Twenty neurologists completed the draft tool for 198 patients. Mean scores for patients with RRMS (n=89), transitioning to SPMS (n=47), and SPMS (n=62) were 38.1 (SD 12.5), 55.2 (SD 11.1), and 69.6 (SD 12.0), respectively (P<.001, each between-groups comparison). Area under the ROC curve (AUC) including and excluding EDSS were for RRMS (including) AUC 0.91, 95% CI 0.87-0.95, RRMS (excluding) AUC 0.88, 95% CI 0.84-0.93, SPMS (including) AUC 0.91, 95% CI 0.86-0.95, and SPMS (excluding) AUC 0.86, 95% CI 0.81-0.91. In the algorithm with EDSS, the optimal cut-off values were ≤51.6 for RRMS patients (sensitivity=0.83; specificity=0.82) and ≥58.9 for SPMS patients (sensitivity=0.82; specificity=0.84). The optimal cut-offs without EDSS were ≤46.3 and ≥57.8 and resulted in similar high sensitivity and specificity (0.76-0.86). The draft tool showed excellent interrater reliability (intraclass correlation coefficient=.95).
The MSProDiscuss tool differentiated RRMS patients from SPMS patients with high sensitivity and specificity. In clinical practice, it may be a useful tool to evaluate early, subtle signs of MS disease progression indicating the evolution of RRMS to SPMS. MSProDiscuss will help assess the current level of progression in an individual patient and facilitate a more informed physician-patient discussion.
定义复发缓解型多发性硬化症(RRMS)向继发进展型多发性硬化症(SPMS)的转变可能具有挑战性且会被延迟。开发了一种数字工具(MSProDiscuss),以促进医患讨论,评估代表这种转变的多发性硬化症(MS)疾病进展的早期细微迹象。
本研究旨在确定预定义评分算法的临界值以及相应的敏感性和特异性,包括或不包括扩展残疾状态量表(EDSS)评分,以区分RRMS和SPMS患者,并评估心理测量特性。
经验丰富的神经科医生为确诊的RRMS或SPMS患者以及疑似正在转变为SPMS的患者完成该工具。除年龄和EDSS评分外,在完成该工具草案时收集每位患者当前的疾病状态(疾病活动、症状及其对日常生活的影响)。受试者工作特征(ROC)曲线确定RRMS和SPMS分类的最佳临界值(敏感性和特异性)。

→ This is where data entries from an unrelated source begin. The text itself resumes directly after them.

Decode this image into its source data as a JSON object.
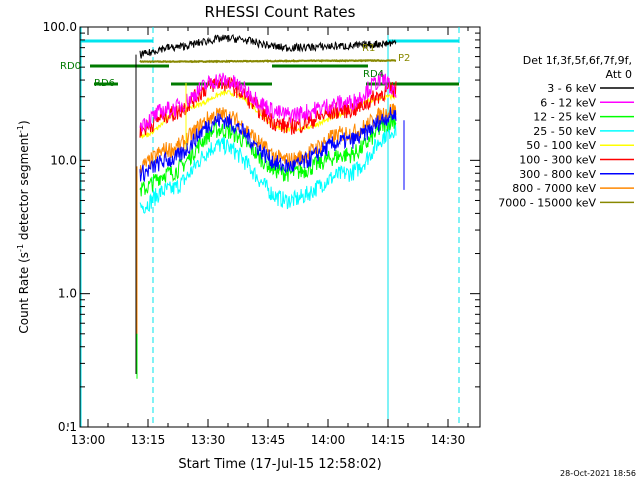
{
  "chart_data": {
    "type": "line",
    "title": "RHESSI Count Rates",
    "xlabel": "Start Time (17-Jul-15 12:58:02)",
    "ylabel": "Count Rate (s⁻¹ detector segment⁻¹)",
    "ylabel_main": "Count Rate (s",
    "ylabel_mid": " detector segment",
    "ylabel_end": ")",
    "ylabel_sup": "-1",
    "y_scale": "log",
    "ylim": [
      0.1,
      100
    ],
    "xlim": [
      "12:58",
      "14:38"
    ],
    "x_ticks": [
      "13:00",
      "13:15",
      "13:30",
      "13:45",
      "14:00",
      "14:15",
      "14:30"
    ],
    "y_ticks": [
      "0.1",
      "1.0",
      "10.0",
      "100.0"
    ],
    "legend_header": [
      "Det 1f,3f,5f,6f,7f,9f,",
      "Att 0"
    ],
    "legend_placement": "right",
    "timestamp": "28-Oct-2021 18:56",
    "series": [
      {
        "name": "3 - 6 keV",
        "color": "#000000",
        "x": [
          "13:13",
          "13:20",
          "13:35",
          "13:50",
          "14:05",
          "14:17"
        ],
        "values": [
          62,
          70,
          82,
          70,
          72,
          76
        ]
      },
      {
        "name": "6 - 12 keV",
        "color": "#ff00ff",
        "x": [
          "13:13",
          "13:20",
          "13:33",
          "13:50",
          "14:05",
          "14:14",
          "14:17"
        ],
        "values": [
          19,
          24,
          40,
          22,
          27,
          40,
          31
        ]
      },
      {
        "name": "12 - 25 keV",
        "color": "#00ff00",
        "x": [
          "13:13",
          "13:20",
          "13:33",
          "13:50",
          "14:05",
          "14:17"
        ],
        "values": [
          6,
          8,
          17,
          8,
          11,
          20
        ]
      },
      {
        "name": "25 - 50 keV",
        "color": "#00ffff",
        "x": [
          "13:13",
          "13:20",
          "13:33",
          "13:50",
          "14:05",
          "14:17"
        ],
        "values": [
          4.5,
          6,
          13,
          5,
          8,
          17
        ]
      },
      {
        "name": "50 - 100 keV",
        "color": "#ffff00",
        "x": [
          "13:13",
          "13:25",
          "13:35",
          "13:50",
          "14:17"
        ],
        "values": [
          15,
          25,
          32,
          17,
          30
        ]
      },
      {
        "name": "100 - 300 keV",
        "color": "#ff0000",
        "x": [
          "13:13",
          "13:20",
          "13:33",
          "13:50",
          "14:05",
          "14:17"
        ],
        "values": [
          17,
          22,
          38,
          18,
          24,
          34
        ]
      },
      {
        "name": "300 - 800 keV",
        "color": "#0000ff",
        "x": [
          "13:13",
          "13:20",
          "13:33",
          "13:50",
          "14:05",
          "14:17"
        ],
        "values": [
          8,
          10,
          20,
          9,
          14,
          22
        ]
      },
      {
        "name": "800 - 7000 keV",
        "color": "#ff8800",
        "x": [
          "13:13",
          "13:20",
          "13:33",
          "13:50",
          "14:05",
          "14:17"
        ],
        "values": [
          9,
          12,
          22,
          10,
          16,
          24
        ]
      },
      {
        "name": "7000 - 15000 keV",
        "color": "#888800",
        "x": [
          "13:13",
          "14:17"
        ],
        "values": [
          55,
          56
        ]
      }
    ],
    "annotations": [
      {
        "text": "RD0",
        "x": "12:58",
        "y": 50
      },
      {
        "text": "RD6",
        "x": "13:00",
        "y": 36
      },
      {
        "text": "RD4",
        "x": "14:09",
        "y": 40
      },
      {
        "text": "R1",
        "x": "14:06",
        "y": 60
      },
      {
        "text": "P2",
        "x": "14:17",
        "y": 55
      }
    ]
  }
}
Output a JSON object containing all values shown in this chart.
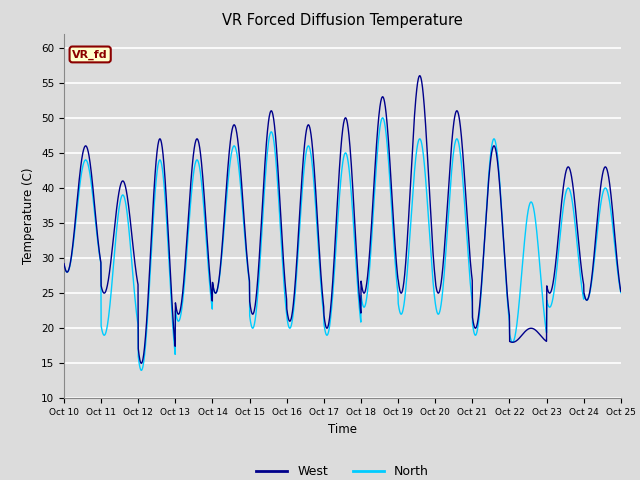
{
  "title": "VR Forced Diffusion Temperature",
  "xlabel": "Time",
  "ylabel": "Temperature (C)",
  "ylim": [
    10,
    62
  ],
  "yticks": [
    10,
    15,
    20,
    25,
    30,
    35,
    40,
    45,
    50,
    55,
    60
  ],
  "xtick_labels": [
    "Oct 10",
    "Oct 11",
    "Oct 12",
    "Oct 13",
    "Oct 14",
    "Oct 15",
    "Oct 16",
    "Oct 17",
    "Oct 18",
    "Oct 19",
    "Oct 20",
    "Oct 21",
    "Oct 22",
    "Oct 23",
    "Oct 24",
    "Oct 25"
  ],
  "west_color": "#00008B",
  "north_color": "#00CCFF",
  "background_color": "#DCDCDC",
  "plot_bg_color": "#DCDCDC",
  "grid_color": "#FFFFFF",
  "legend_west": "West",
  "legend_north": "North",
  "annotation_text": "VR_fd",
  "annotation_bg": "#FFFFCC",
  "annotation_border": "#8B0000",
  "peak_w": [
    46,
    41,
    47,
    47,
    49,
    51,
    49,
    50,
    53,
    56,
    51,
    46,
    20,
    43,
    43
  ],
  "trough_w": [
    28,
    25,
    15,
    22,
    25,
    22,
    21,
    20,
    25,
    25,
    25,
    20,
    18,
    25,
    24
  ],
  "peak_n": [
    44,
    39,
    44,
    44,
    46,
    48,
    46,
    45,
    50,
    47,
    47,
    47,
    38,
    40,
    40
  ],
  "trough_n": [
    28,
    19,
    14,
    21,
    25,
    20,
    20,
    19,
    23,
    22,
    22,
    19,
    18,
    23,
    24
  ]
}
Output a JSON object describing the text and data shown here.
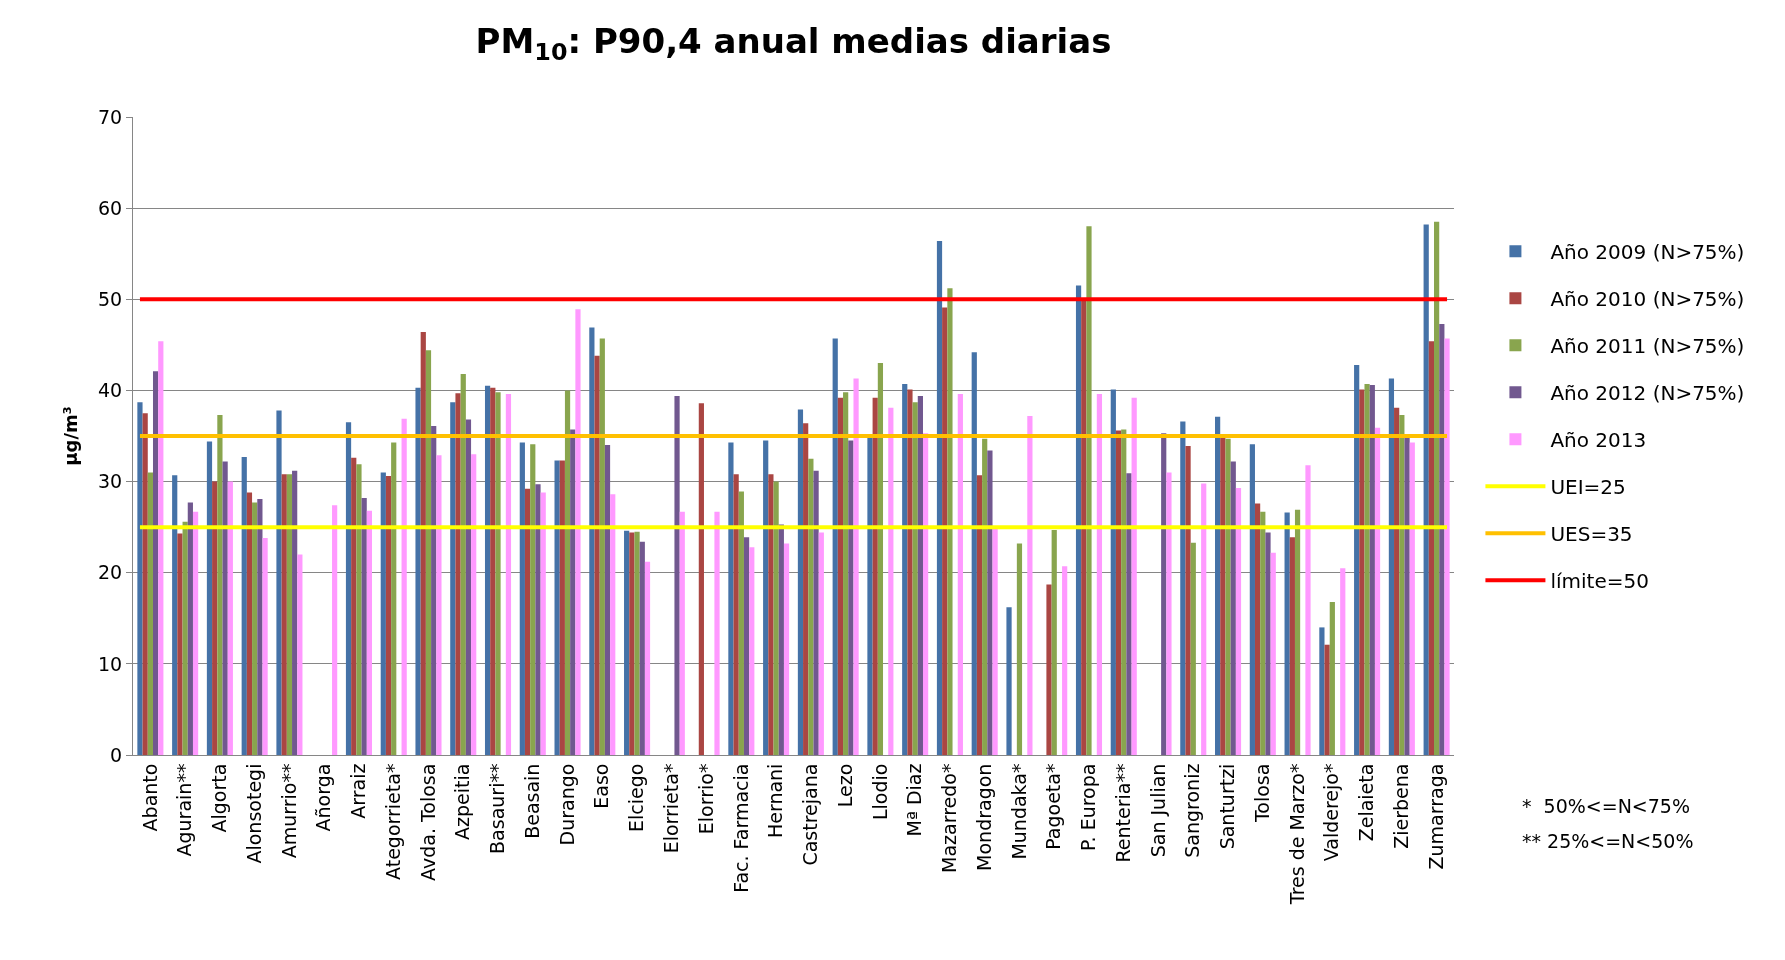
{
  "chart_data": {
    "type": "bar",
    "title": "PM$_{10}$: P90,4 anual medias diarias",
    "ylabel": "µg/m³",
    "categories": [
      "Abanto",
      "Agurain**",
      "Algorta",
      "Alonsotegi",
      "Amurrio**",
      "Añorga",
      "Arraiz",
      "Ategorrieta*",
      "Avda. Tolosa",
      "Azpeitia",
      "Basauri**",
      "Beasain",
      "Durango",
      "Easo",
      "Elciego",
      "Elorrieta*",
      "Elorrio*",
      "Fac. Farmacia",
      "Hernani",
      "Castrejana",
      "Lezo",
      "Llodio",
      "Mª Diaz",
      "Mazarredo*",
      "Mondragon",
      "Mundaka*",
      "Pagoeta*",
      "P. Europa",
      "Renteria**",
      "San Julian",
      "Sangroniz",
      "Santurtzi",
      "Tolosa",
      "Tres de Marzo*",
      "Valderejo*",
      "Zelaieta",
      "Zierbena",
      "Zumarraga"
    ],
    "series": [
      {
        "name": "Año 2009 (N>75%)",
        "color": "#4572a7",
        "values": [
          38.7,
          30.7,
          34.4,
          32.7,
          37.8,
          null,
          36.5,
          31.0,
          40.3,
          38.7,
          40.5,
          34.3,
          32.3,
          46.9,
          24.6,
          null,
          null,
          34.3,
          34.5,
          37.9,
          45.7,
          34.8,
          40.7,
          56.4,
          44.2,
          16.2,
          null,
          51.5,
          40.1,
          null,
          36.6,
          37.1,
          34.1,
          26.6,
          14.0,
          42.8,
          41.3,
          58.2
        ]
      },
      {
        "name": "Año 2010 (N>75%)",
        "color": "#aa4643",
        "values": [
          37.5,
          24.3,
          30.0,
          28.8,
          30.8,
          null,
          32.6,
          30.6,
          46.4,
          39.7,
          40.3,
          29.2,
          32.3,
          43.8,
          24.4,
          null,
          38.6,
          30.8,
          30.8,
          36.4,
          39.2,
          39.2,
          40.1,
          49.1,
          30.7,
          null,
          18.7,
          50.0,
          35.6,
          null,
          33.9,
          35.0,
          27.6,
          23.9,
          12.1,
          40.1,
          38.1,
          45.4
        ]
      },
      {
        "name": "Año 2011 (N>75%)",
        "color": "#89a54e",
        "values": [
          31.0,
          25.6,
          37.3,
          27.7,
          30.8,
          null,
          31.9,
          34.3,
          44.4,
          41.8,
          39.8,
          34.1,
          40.0,
          45.7,
          24.5,
          null,
          null,
          28.9,
          30.0,
          32.5,
          39.8,
          43.0,
          38.7,
          51.2,
          34.7,
          23.2,
          24.7,
          58.0,
          35.7,
          null,
          23.3,
          34.7,
          26.7,
          26.9,
          16.8,
          40.7,
          37.3,
          58.5
        ]
      },
      {
        "name": "Año 2012 (N>75%)",
        "color": "#71588f",
        "values": [
          42.1,
          27.7,
          32.2,
          28.1,
          31.2,
          null,
          28.2,
          null,
          36.1,
          36.8,
          null,
          29.7,
          35.7,
          34.0,
          23.4,
          39.4,
          null,
          23.9,
          25.3,
          31.2,
          34.5,
          null,
          39.4,
          null,
          33.4,
          null,
          null,
          null,
          30.9,
          35.3,
          null,
          32.2,
          24.4,
          null,
          null,
          40.6,
          34.8,
          47.3
        ]
      },
      {
        "name": "Año 2013",
        "color": "#ff99ff",
        "values": [
          45.4,
          26.7,
          30.0,
          23.8,
          22.0,
          27.4,
          26.8,
          36.9,
          32.9,
          33.0,
          39.6,
          28.8,
          48.9,
          28.6,
          21.2,
          26.7,
          26.7,
          22.8,
          23.2,
          24.4,
          41.3,
          38.1,
          35.3,
          39.6,
          24.8,
          37.2,
          20.7,
          39.6,
          39.2,
          31.0,
          29.8,
          29.3,
          22.2,
          31.8,
          20.5,
          35.9,
          34.3,
          45.7
        ]
      }
    ],
    "ref_lines": [
      {
        "axis": "y",
        "value": 25,
        "label": "UEI=25",
        "color": "#ffff00"
      },
      {
        "axis": "y",
        "value": 35,
        "label": "UES=35",
        "color": "#ffc000"
      },
      {
        "axis": "y",
        "value": 50,
        "label": "límite=50",
        "color": "#ff0000"
      }
    ],
    "ylim": [
      0,
      70
    ],
    "yticks": [
      0,
      10,
      20,
      30,
      40,
      50,
      60,
      70
    ],
    "grid": "y",
    "legend": "right",
    "annotations": [
      "*  50%<=N<75%",
      "** 25%<=N<50%"
    ]
  }
}
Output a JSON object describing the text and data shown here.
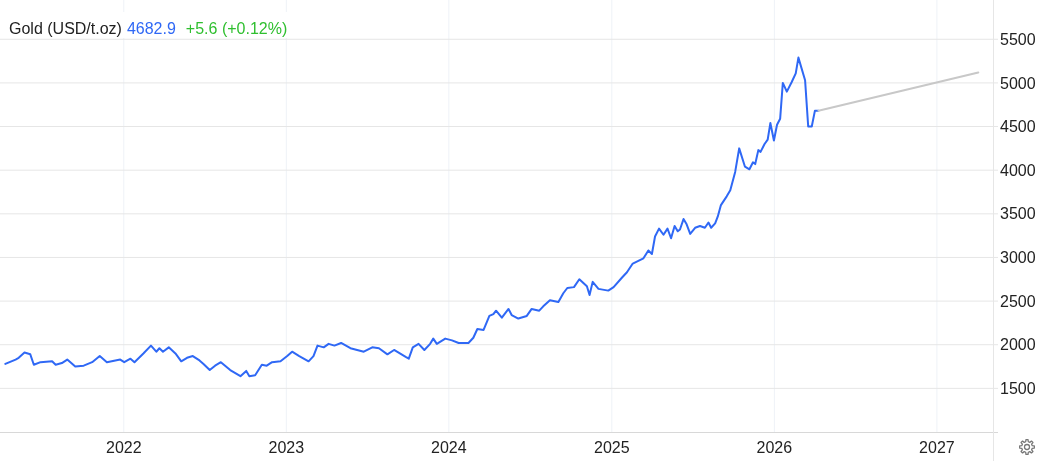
{
  "chart_data": {
    "type": "line",
    "title": "Gold (USD/t.oz)",
    "annotations": [
      "4682.9",
      "+5.6 (+0.12%)"
    ],
    "xlim": [
      "2021-03-29",
      "2027-05-07"
    ],
    "xticks": [
      {
        "value": "2022-01-01",
        "label": "2022"
      },
      {
        "value": "2023-01-01",
        "label": "2023"
      },
      {
        "value": "2024-01-01",
        "label": "2024"
      },
      {
        "value": "2025-01-01",
        "label": "2025"
      },
      {
        "value": "2026-01-01",
        "label": "2026"
      },
      {
        "value": "2027-01-01",
        "label": "2027"
      }
    ],
    "ylim": [
      1000,
      5950
    ],
    "yticks": [
      1500,
      2000,
      2500,
      3000,
      3500,
      4000,
      4500,
      5000,
      5500
    ],
    "grid": true,
    "series": [
      {
        "color": "#2f68f5",
        "x": [
          "2021-04-10",
          "2021-05-03",
          "2021-05-10",
          "2021-05-23",
          "2021-06-05",
          "2021-06-13",
          "2021-06-28",
          "2021-07-24",
          "2021-08-01",
          "2021-08-15",
          "2021-08-27",
          "2021-09-14",
          "2021-10-03",
          "2021-10-22",
          "2021-11-08",
          "2021-11-24",
          "2021-12-24",
          "2022-01-02",
          "2022-01-16",
          "2022-01-25",
          "2022-02-14",
          "2022-03-03",
          "2022-03-15",
          "2022-03-22",
          "2022-03-30",
          "2022-04-12",
          "2022-04-27",
          "2022-05-10",
          "2022-05-23",
          "2022-06-05",
          "2022-06-20",
          "2022-06-29",
          "2022-07-13",
          "2022-07-25",
          "2022-08-07",
          "2022-08-28",
          "2022-09-20",
          "2022-10-03",
          "2022-10-10",
          "2022-10-23",
          "2022-11-07",
          "2022-11-18",
          "2022-11-30",
          "2022-12-19",
          "2023-01-03",
          "2023-01-14",
          "2023-01-30",
          "2023-02-20",
          "2023-03-03",
          "2023-03-12",
          "2023-03-26",
          "2023-04-06",
          "2023-04-19",
          "2023-05-04",
          "2023-05-25",
          "2023-06-24",
          "2023-07-13",
          "2023-07-28",
          "2023-08-16",
          "2023-08-31",
          "2023-09-26",
          "2023-10-03",
          "2023-10-12",
          "2023-10-25",
          "2023-11-07",
          "2023-11-20",
          "2023-11-27",
          "2023-12-05",
          "2023-12-24",
          "2024-01-08",
          "2024-01-23",
          "2024-02-14",
          "2024-02-25",
          "2024-03-05",
          "2024-03-19",
          "2024-04-01",
          "2024-04-10",
          "2024-04-16",
          "2024-04-29",
          "2024-05-14",
          "2024-05-21",
          "2024-06-05",
          "2024-06-24",
          "2024-07-05",
          "2024-07-22",
          "2024-07-31",
          "2024-08-15",
          "2024-09-03",
          "2024-09-14",
          "2024-09-23",
          "2024-10-08",
          "2024-10-20",
          "2024-11-06",
          "2024-11-12",
          "2024-11-19",
          "2024-12-02",
          "2024-12-24",
          "2025-01-05",
          "2025-01-24",
          "2025-02-04",
          "2025-02-17",
          "2025-03-13",
          "2025-03-24",
          "2025-04-01",
          "2025-04-08",
          "2025-04-17",
          "2025-04-27",
          "2025-05-06",
          "2025-05-14",
          "2025-05-22",
          "2025-05-29",
          "2025-06-03",
          "2025-06-11",
          "2025-06-18",
          "2025-06-26",
          "2025-07-07",
          "2025-07-18",
          "2025-07-29",
          "2025-08-06",
          "2025-08-12",
          "2025-08-21",
          "2025-08-27",
          "2025-09-03",
          "2025-09-16",
          "2025-09-24",
          "2025-10-05",
          "2025-10-14",
          "2025-10-27",
          "2025-11-06",
          "2025-11-14",
          "2025-11-19",
          "2025-11-26",
          "2025-12-01",
          "2025-12-10",
          "2025-12-17",
          "2025-12-23",
          "2025-12-31",
          "2026-01-07",
          "2026-01-14",
          "2026-01-20",
          "2026-01-29",
          "2026-02-09",
          "2026-02-18",
          "2026-02-24",
          "2026-03-11",
          "2026-03-18",
          "2026-03-26",
          "2026-04-02",
          "2026-04-10"
        ],
        "values": [
          1780,
          1830,
          1850,
          1910,
          1890,
          1770,
          1800,
          1810,
          1770,
          1790,
          1830,
          1750,
          1760,
          1800,
          1870,
          1800,
          1830,
          1800,
          1840,
          1800,
          1900,
          1990,
          1920,
          1960,
          1920,
          1970,
          1900,
          1810,
          1850,
          1870,
          1820,
          1780,
          1710,
          1760,
          1800,
          1710,
          1640,
          1700,
          1640,
          1650,
          1770,
          1760,
          1800,
          1810,
          1870,
          1920,
          1870,
          1810,
          1870,
          1990,
          1970,
          2010,
          1990,
          2020,
          1960,
          1920,
          1970,
          1960,
          1890,
          1940,
          1860,
          1840,
          1970,
          2010,
          1940,
          2010,
          2070,
          2010,
          2070,
          2050,
          2020,
          2020,
          2080,
          2180,
          2170,
          2330,
          2350,
          2390,
          2310,
          2410,
          2340,
          2300,
          2330,
          2410,
          2390,
          2440,
          2510,
          2490,
          2590,
          2650,
          2660,
          2750,
          2670,
          2570,
          2720,
          2640,
          2620,
          2660,
          2770,
          2830,
          2930,
          2990,
          3080,
          3040,
          3240,
          3330,
          3260,
          3330,
          3220,
          3360,
          3300,
          3320,
          3440,
          3380,
          3270,
          3340,
          3360,
          3340,
          3400,
          3340,
          3390,
          3470,
          3600,
          3700,
          3770,
          3980,
          4250,
          4040,
          4010,
          4090,
          4070,
          4230,
          4210,
          4300,
          4350,
          4540,
          4340,
          4520,
          4590,
          5000,
          4900,
          5010,
          5110,
          5290,
          5030,
          4500,
          4500,
          4680,
          4680
        ]
      },
      {
        "color": "#c8c8c8",
        "x": [
          "2026-04-10",
          "2027-04-04"
        ],
        "values": [
          4680,
          5120
        ]
      }
    ]
  }
}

20名神经科医生为198名患者完成了该工具草案。RRMS患者(n = 89)、转变为SPMS的患者(n = 47)和SPMS患者(n =
62)的平均得分分别为38.1(标准差12.5)、55.2(标准差11.1)和69.6(标准差12.0)(每组之间的比较,P <.001)。包括和不包括EDSS的ROC曲线下面积(AUC),对于RRMS(包括)AUC为0.91,95%置信区间为0.87 - 0.95,RRMS(不包括)AUC为0.88,95%置信区间为0.84 - 0.93,SPMS(包括)AUC为0.91,95%置信区间为0.86 - 0.95,SPMS(不包括)AUC为0.86,95%置信区间为0.81 - 0.91。在包含EDSS的算法中,RRMS患者的最佳临界值≤51.6(敏感性 = 0.83;特异性 = 0.82),SPMS患者的最佳临界值≥58.9(敏感性 = 0.82;特异性 = 0.84)。不包括EDSS的最佳临界值为≤46.3和≥57.8,敏感性和特异性也很高(0.76 - 0.86)。该工具草案显示出极好的评分者间信度(组内相关系数 = 0.95)。
MSProDiscuss工具以高敏感性和特异性区分RRMS患者与SPMS患者。在临床实践中,它可能是评估MS疾病进展的早期细微迹象(表明RRMS向SPMS演变)的有用工具。MSProDiscuss将有助于评估个体患者当前的进展水平,并促进更明智的医患讨论。